Em simultâneo, o consagrado 1.º de Maio exige obras de requalificação, às quais a autarquia tem de responder, e para as quais pretende angariar fundos na venda do Estádio Municipal, negócio em que o Sporting Clube de Braga se recusa entrar, exigindo antes a simples transferência de propriedade para o clube (na assembleia-geral do clube, em outubro, Salvador disse que “obviamente, não pode o clube suportar o eventual valor de aquisição, assim como não pode gerar as verbas necessárias para a sua manutenção e a sua modernização. Desta forma, o único caminho que vejo passa pela cedência da propriedade ao Sporting de Braga, que, via protocolo com a SAD, deve salvaguardar a utilização do estádio por esta”). Contudo, Ricardo Rio tem uma opinião firme e um número fixado para início de conversa: 20 milhões.

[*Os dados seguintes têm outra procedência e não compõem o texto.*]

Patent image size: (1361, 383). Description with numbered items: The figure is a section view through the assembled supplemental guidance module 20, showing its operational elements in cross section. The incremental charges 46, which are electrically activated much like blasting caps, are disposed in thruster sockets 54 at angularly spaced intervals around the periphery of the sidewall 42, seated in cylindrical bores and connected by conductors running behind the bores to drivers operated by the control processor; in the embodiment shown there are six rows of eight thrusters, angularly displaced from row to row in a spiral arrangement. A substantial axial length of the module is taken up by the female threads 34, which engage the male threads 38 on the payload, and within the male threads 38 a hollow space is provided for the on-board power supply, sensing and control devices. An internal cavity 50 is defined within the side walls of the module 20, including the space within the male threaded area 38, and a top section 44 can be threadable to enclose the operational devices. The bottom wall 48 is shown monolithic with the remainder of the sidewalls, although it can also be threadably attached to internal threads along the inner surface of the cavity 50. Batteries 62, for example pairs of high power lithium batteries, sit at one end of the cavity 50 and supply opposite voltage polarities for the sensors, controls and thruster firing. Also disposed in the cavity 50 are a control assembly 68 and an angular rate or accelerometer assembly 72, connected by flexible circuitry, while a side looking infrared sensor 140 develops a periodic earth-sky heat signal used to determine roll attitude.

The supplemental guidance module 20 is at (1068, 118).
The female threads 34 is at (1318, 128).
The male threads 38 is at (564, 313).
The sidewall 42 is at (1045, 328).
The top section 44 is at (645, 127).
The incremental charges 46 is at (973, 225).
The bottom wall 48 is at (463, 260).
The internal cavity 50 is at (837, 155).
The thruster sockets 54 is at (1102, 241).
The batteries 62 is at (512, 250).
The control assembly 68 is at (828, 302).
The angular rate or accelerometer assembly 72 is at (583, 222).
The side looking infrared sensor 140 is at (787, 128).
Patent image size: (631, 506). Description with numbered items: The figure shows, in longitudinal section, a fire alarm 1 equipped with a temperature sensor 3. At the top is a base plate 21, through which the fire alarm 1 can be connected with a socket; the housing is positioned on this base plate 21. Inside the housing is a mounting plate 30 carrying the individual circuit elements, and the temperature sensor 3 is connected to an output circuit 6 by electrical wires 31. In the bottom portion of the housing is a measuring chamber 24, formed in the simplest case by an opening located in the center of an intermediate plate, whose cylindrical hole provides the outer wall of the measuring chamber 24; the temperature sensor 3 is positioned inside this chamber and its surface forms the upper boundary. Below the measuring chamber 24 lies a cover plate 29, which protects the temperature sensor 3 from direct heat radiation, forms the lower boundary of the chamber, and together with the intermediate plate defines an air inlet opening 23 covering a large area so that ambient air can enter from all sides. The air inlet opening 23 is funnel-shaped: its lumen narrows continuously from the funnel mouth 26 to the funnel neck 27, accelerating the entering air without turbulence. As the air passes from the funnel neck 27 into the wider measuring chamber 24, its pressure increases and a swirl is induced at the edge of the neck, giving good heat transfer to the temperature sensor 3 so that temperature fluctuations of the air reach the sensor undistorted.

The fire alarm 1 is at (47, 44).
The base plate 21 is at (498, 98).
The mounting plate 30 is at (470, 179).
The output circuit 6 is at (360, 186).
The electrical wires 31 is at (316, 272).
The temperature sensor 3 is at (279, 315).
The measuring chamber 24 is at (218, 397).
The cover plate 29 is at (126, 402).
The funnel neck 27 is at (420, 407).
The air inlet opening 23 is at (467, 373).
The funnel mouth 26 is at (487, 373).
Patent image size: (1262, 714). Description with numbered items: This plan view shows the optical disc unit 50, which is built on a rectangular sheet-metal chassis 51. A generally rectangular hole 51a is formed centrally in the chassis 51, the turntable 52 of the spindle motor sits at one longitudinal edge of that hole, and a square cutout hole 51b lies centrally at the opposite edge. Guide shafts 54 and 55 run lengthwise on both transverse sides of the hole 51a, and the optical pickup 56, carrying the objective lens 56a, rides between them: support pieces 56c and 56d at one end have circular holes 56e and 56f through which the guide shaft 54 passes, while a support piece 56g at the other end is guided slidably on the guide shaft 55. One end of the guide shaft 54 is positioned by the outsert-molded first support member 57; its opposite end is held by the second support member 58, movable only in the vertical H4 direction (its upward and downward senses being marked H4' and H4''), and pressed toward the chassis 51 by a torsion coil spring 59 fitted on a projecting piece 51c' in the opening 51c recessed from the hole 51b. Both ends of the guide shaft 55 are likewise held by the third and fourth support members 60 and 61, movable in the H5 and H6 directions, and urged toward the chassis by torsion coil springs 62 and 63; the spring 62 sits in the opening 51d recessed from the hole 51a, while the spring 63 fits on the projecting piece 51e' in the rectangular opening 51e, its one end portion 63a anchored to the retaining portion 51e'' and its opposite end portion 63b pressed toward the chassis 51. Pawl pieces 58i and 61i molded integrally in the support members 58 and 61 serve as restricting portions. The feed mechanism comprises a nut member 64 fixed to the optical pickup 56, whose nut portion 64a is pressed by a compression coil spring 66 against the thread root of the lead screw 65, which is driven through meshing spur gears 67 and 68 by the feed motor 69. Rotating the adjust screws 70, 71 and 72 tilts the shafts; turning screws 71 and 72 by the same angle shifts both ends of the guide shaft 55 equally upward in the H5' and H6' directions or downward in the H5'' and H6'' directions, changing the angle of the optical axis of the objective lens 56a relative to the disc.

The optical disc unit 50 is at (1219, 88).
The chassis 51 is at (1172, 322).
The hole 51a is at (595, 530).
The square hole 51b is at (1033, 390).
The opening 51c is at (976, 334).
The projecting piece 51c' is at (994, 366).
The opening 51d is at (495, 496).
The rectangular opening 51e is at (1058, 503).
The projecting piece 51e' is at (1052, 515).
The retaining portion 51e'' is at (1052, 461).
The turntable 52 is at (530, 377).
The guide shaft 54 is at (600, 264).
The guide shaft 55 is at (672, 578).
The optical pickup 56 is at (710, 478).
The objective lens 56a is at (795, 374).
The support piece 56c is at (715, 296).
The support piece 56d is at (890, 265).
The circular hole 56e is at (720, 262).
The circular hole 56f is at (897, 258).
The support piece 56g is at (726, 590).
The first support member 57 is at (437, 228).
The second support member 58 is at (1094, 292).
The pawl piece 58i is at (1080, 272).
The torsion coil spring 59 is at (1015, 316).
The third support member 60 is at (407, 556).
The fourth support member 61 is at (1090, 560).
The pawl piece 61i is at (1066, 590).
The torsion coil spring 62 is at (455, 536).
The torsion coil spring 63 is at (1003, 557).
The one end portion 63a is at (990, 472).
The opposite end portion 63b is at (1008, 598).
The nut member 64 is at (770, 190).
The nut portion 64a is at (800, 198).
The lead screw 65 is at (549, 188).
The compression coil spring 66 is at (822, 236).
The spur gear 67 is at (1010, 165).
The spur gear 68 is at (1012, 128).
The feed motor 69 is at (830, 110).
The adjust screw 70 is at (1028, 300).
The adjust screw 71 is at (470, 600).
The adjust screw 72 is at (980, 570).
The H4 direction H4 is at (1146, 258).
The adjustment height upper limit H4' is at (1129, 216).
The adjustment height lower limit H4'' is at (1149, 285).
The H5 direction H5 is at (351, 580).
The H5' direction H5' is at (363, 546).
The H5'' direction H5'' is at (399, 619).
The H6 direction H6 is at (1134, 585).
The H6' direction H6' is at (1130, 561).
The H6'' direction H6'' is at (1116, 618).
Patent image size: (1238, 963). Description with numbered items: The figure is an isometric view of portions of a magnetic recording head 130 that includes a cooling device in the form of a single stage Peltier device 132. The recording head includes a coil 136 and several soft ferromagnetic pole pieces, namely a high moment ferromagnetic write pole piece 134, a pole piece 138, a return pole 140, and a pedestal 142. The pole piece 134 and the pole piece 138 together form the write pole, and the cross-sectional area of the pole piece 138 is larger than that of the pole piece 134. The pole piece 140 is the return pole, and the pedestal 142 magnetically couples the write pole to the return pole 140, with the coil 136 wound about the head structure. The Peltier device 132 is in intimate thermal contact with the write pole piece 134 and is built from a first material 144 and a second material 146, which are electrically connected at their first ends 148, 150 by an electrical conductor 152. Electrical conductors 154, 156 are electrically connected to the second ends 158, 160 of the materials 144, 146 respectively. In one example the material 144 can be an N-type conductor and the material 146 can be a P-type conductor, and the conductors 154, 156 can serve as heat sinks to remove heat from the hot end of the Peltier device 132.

Ao fim de 12 anos de mandato, que obra ficou por fazer?
O maior inconseguimento é claramente o estádio municipal, o Estádio 1.º de Maio. Temos o estádio novo, que estrategicamente, na minha perspetiva e da minha equipa, sempre foi que deveríamos aliená-lo.
Já tem quem pague os 20 milhões que exige para a venda?
Não temos. Eu acho que o comprador natural seria claramente o Sporting Clube de Braga, que não quer pagar esse valor, quer pagar menos.
Quem poderia pagar? Um fundo de investimento?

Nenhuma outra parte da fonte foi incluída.